Yatak odanızı artık inançlı bir yer olarak görmemeye başlamak da bu sorunu büyütebilir.
“Yatağınızda bir örümcek bulmak, küvetinizde bir örümcek bulmaktan her vakit daha berbat bir histir” diyor Dr. Rudkin.
Evhamlıların soyları
Dr. Rudkin, kimilerimizin hayatta kalma güdülerinin neden böylesi bir reaksiyon verdiğini açıklayabilecek bir teori olduğunu söylüyor:
“Hayatta kalmayı başaranlar her vakit biraz tetikte olanlardı.
“Bizler evhamlıların soylarıyız ve bu yüzden vücutlarımız bu türlü reaksiyon vermeye ayarlı.”
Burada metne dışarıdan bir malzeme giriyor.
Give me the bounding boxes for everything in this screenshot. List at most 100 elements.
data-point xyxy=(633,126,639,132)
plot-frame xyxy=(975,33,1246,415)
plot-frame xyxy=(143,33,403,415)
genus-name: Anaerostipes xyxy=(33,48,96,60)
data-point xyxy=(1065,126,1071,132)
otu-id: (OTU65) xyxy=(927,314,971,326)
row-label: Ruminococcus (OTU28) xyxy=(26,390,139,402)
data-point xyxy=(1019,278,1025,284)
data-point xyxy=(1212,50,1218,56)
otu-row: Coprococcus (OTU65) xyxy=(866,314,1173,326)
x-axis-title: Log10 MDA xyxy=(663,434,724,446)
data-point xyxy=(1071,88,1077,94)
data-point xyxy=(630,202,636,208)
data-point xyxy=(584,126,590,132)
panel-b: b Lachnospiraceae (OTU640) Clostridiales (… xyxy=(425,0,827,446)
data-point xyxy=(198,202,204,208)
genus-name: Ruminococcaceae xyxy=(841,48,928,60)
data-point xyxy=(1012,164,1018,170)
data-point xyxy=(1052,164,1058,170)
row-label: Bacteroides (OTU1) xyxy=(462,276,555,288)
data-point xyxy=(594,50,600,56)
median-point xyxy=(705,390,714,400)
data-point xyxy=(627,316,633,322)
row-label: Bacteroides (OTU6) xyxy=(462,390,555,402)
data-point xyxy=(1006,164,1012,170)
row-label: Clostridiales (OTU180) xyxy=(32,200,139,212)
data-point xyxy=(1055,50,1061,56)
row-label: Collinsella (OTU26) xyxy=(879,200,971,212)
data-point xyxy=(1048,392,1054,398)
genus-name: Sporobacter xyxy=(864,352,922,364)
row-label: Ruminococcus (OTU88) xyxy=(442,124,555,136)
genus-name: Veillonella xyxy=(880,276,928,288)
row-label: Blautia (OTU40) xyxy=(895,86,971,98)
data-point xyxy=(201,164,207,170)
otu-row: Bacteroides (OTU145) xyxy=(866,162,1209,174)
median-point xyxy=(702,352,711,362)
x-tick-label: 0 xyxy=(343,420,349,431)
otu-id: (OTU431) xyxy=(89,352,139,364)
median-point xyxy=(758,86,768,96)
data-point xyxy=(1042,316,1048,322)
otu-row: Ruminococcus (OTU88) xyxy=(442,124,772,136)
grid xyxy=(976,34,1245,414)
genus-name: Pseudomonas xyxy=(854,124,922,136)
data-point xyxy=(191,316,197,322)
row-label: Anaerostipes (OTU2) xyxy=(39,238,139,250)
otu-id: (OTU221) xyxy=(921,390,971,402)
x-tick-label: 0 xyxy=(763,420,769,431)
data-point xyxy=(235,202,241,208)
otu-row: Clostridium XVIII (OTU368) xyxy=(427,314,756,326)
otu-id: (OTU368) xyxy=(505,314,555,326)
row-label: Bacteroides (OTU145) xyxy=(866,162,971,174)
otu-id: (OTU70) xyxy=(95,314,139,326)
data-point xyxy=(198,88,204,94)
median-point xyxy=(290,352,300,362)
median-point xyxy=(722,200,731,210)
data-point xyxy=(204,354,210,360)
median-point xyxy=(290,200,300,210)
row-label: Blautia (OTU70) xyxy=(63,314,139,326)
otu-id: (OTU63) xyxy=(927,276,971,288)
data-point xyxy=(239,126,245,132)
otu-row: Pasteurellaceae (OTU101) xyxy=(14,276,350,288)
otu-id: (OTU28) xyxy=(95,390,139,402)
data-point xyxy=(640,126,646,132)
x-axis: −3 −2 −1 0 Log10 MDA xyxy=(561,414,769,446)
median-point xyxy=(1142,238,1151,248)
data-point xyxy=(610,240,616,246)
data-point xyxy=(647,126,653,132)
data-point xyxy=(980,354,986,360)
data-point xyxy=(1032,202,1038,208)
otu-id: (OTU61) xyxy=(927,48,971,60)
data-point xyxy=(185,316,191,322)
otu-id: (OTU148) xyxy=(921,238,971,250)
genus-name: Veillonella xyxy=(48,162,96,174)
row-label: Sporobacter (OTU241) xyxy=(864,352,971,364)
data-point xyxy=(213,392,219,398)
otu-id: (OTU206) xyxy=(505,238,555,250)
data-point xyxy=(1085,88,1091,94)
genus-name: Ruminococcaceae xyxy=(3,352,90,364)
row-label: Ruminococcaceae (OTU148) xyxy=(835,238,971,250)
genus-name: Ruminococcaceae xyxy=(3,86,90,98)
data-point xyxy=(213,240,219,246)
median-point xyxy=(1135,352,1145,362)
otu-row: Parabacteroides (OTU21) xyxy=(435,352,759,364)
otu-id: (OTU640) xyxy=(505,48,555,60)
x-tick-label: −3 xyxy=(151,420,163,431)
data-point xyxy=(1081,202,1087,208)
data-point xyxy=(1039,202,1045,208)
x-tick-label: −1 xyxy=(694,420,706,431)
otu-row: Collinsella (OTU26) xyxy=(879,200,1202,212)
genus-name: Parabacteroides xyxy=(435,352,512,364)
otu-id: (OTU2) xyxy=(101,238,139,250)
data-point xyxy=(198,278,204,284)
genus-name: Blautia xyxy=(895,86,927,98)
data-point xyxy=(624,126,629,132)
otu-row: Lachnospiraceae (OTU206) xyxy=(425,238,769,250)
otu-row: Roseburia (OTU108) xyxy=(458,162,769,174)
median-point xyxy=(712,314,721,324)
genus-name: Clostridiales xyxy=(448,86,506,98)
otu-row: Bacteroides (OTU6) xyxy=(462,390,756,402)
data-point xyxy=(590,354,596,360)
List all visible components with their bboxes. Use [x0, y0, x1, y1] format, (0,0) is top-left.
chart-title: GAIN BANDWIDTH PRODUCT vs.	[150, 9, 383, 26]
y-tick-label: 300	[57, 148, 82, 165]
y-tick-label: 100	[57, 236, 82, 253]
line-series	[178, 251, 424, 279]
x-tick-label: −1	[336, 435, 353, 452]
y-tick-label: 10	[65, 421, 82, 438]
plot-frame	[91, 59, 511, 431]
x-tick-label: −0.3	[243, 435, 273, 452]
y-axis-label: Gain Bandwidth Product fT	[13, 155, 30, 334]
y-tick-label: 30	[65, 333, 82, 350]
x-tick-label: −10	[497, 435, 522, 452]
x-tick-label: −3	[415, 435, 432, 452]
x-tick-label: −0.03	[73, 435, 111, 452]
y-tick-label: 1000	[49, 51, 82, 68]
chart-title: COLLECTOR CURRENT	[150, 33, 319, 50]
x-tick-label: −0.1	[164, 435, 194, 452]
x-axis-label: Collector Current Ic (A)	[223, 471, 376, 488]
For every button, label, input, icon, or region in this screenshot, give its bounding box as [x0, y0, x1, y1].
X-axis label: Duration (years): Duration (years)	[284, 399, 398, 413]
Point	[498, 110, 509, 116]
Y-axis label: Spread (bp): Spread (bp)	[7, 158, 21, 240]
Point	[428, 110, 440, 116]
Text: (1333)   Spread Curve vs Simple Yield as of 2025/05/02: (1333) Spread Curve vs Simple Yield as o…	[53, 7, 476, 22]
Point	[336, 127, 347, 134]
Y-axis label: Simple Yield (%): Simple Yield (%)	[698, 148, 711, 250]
Bilişsel terapi uzmanı Dr. Abigael San ise kaşıntı hissinin hayal gücüyle alakalı olduğunu aktarıyor:
“Size manalı gelen bir şeyin, bilhassa de tehditkar bir şeyi düşündüğünüzde beyniniz o şey hakikaten oradaymış üzere işliyor.
“Bu yalnızca tahtakuruları için geçerli değil. Bir örümceğe bakmak da onun üstünüzde yürüdüğü hissini verir. Onun üstünüzde olmadığını bilseniz de o his gelir.
“Böceklerden korkan biri için bir böceği düşünmek bile son derece korkutucu olabilir.
“Beyninizin endişeyle ilgili kısımları aktive olur ve tıpkı o böcek önünüzdeymiş üzere reaksiyon verir.”